Review: The Seasoning House / Cert: 18 / Director: Paul Hyett / Screenplay: Paul Hyett, Conal Palmer, Adrian Rigelsford / Starring: Rosie Day, Kevin Howarth, Sean Pertwee, Dominique Provost-Chalkley, Anna Walton / Release Date: August 12th
Former FX make-up designer Paul Hyett’s debut feature film is a brutal, pitiless thriller set in a filthy, claustrophobic environment, shot through with stark casual violence and a sense of abject hopelessness which is guaranteed to shake your faith in human nature. You’re also likely to come away impressed by Hyett’s deft direction and the taut performances in a harrowing and often disturbing film which only loses its way in its last act as it abandons its stifling set-up and drifts perilously close to becoming just another revenge runaround.

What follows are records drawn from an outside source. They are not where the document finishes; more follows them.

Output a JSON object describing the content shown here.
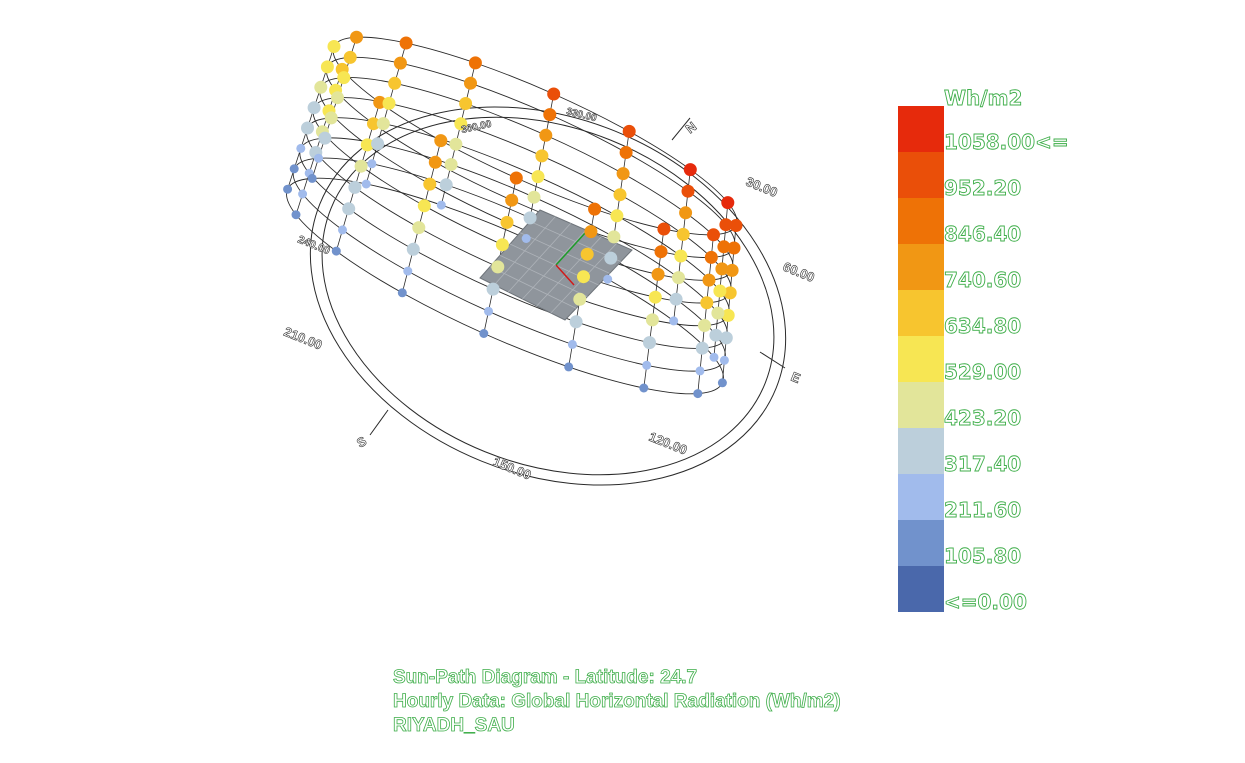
{
  "diagram": {
    "compass_labels": {
      "north": "N",
      "east": "E",
      "south": "S",
      "a30": "30.00",
      "a60": "60.00",
      "a120": "120.00",
      "a150": "150.00",
      "a210": "210.00",
      "a240": "240.00",
      "a300": "300.00",
      "a330": "330.00"
    },
    "colors": {
      "grid_line": "#2a2a2a",
      "ground_patch": "#8f959c",
      "ground_grid": "#aeb3b9"
    }
  },
  "legend": {
    "unit": "Wh/m2",
    "levels": [
      {
        "label": "1058.00<=",
        "color": "#e62a0c"
      },
      {
        "label": "952.20",
        "color": "#ea4f09"
      },
      {
        "label": "846.40",
        "color": "#ee7206"
      },
      {
        "label": "740.60",
        "color": "#f19714"
      },
      {
        "label": "634.80",
        "color": "#f7c52f"
      },
      {
        "label": "529.00",
        "color": "#f7e653"
      },
      {
        "label": "423.20",
        "color": "#e2e59a"
      },
      {
        "label": "317.40",
        "color": "#bccfdb"
      },
      {
        "label": "211.60",
        "color": "#a1bbec"
      },
      {
        "label": "105.80",
        "color": "#7192cc"
      },
      {
        "label": "<=0.00",
        "color": "#4a68ab"
      }
    ]
  },
  "caption": {
    "line1": "Sun-Path Diagram - Latitude: 24.7",
    "line2": "Hourly Data: Global Horizontal Radiation (Wh/m2)",
    "line3": "RIYADH_SAU"
  }
}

We’re in the middle of the Balkan conflict and young girls are savagely orphaned and dragged to a ramshackle, isolated house, drugged up the eyeballs and ‘seasoned’ for the pleasure of visiting thugs and soldiers. Angel (Day) is a deaf mute girl protected from direct abuse by the house’s sleazy owner Viktor (Howarth) but still forced to cook, clean and keep the girls sedated. Angel inures herself to the horror of her situation and befriends Alexa (Provost-Chalkley), but her inability to help her friend gives Angel the strength to turn the tables, especially when the ruthless Goran (Pertwee), who brought her to the house in the first place, turns up for some R&R with his gang of thugs.

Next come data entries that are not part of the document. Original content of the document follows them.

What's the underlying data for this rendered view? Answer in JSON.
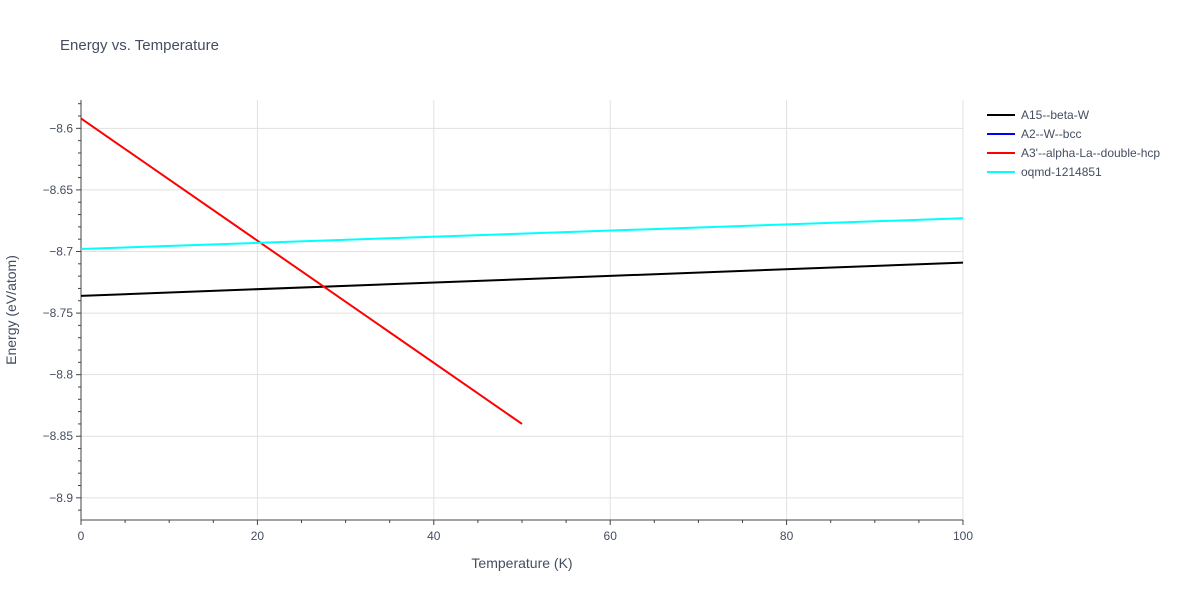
{
  "chart_data": {
    "type": "line",
    "title": "Energy vs. Temperature",
    "xlabel": "Temperature (K)",
    "ylabel": "Energy (eV/atom)",
    "xlim": [
      0,
      100
    ],
    "ylim": [
      -8.918,
      -8.577
    ],
    "x_ticks": [
      {
        "value": 0,
        "label": "0"
      },
      {
        "value": 20,
        "label": "20"
      },
      {
        "value": 40,
        "label": "40"
      },
      {
        "value": 60,
        "label": "60"
      },
      {
        "value": 80,
        "label": "80"
      },
      {
        "value": 100,
        "label": "100"
      }
    ],
    "y_ticks": [
      {
        "value": -8.6,
        "label": "−8.6"
      },
      {
        "value": -8.65,
        "label": "−8.65"
      },
      {
        "value": -8.7,
        "label": "−8.7"
      },
      {
        "value": -8.75,
        "label": "−8.75"
      },
      {
        "value": -8.8,
        "label": "−8.8"
      },
      {
        "value": -8.85,
        "label": "−8.85"
      },
      {
        "value": -8.9,
        "label": "−8.9"
      }
    ],
    "grid": true,
    "legend_position": "top-right",
    "series": [
      {
        "name": "A15--beta-W",
        "color": "#000000",
        "x": [
          0,
          100
        ],
        "y": [
          -8.736,
          -8.709
        ]
      },
      {
        "name": "A2--W--bcc",
        "color": "#0000ff",
        "x": [],
        "y": []
      },
      {
        "name": "A3'--alpha-La--double-hcp",
        "color": "#ff0000",
        "x": [
          0,
          50
        ],
        "y": [
          -8.592,
          -8.84
        ]
      },
      {
        "name": "oqmd-1214851",
        "color": "#00ffff",
        "x": [
          0,
          100
        ],
        "y": [
          -8.698,
          -8.673
        ]
      }
    ]
  }
}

The Seasoning House is gripping stuff and its violence is unflinching and uncompromising. Hyett brilliantly exploits the story’s enclosed environment, particularly in sequences where Angel squeezes through ventilation shafts and hides in crawlspaces as Goran and his henchmen start to tear the house apart. But at virtually the last moment, as if he’s exhausted the dramatic potential of the house itself, Hyett (who co-wrote the screenplay) changes tack and turns the movie into a potentially more generic chase film as Angel has to confront her remaining enemies in a much less interesting setting. The film’s sense of original vision is lost at a stroke and, whilst Goran’s fate will unnerve some, it’s a frustratingly loose end and the ambiguous conclusion is signposted a mile off. But The Seasoning House is generally a smart and accomplished film, absolutely off-limits to the faint-hearted, and Rosie Day is a real find and one to watch out for. Even Sean Pertwee, whose career has largely been a waste of a distinguished family name, ups his game here and delivers one of his better performances. It’s just a shame the movie finally lacks the courage of its convictions and throws away the USP of its title.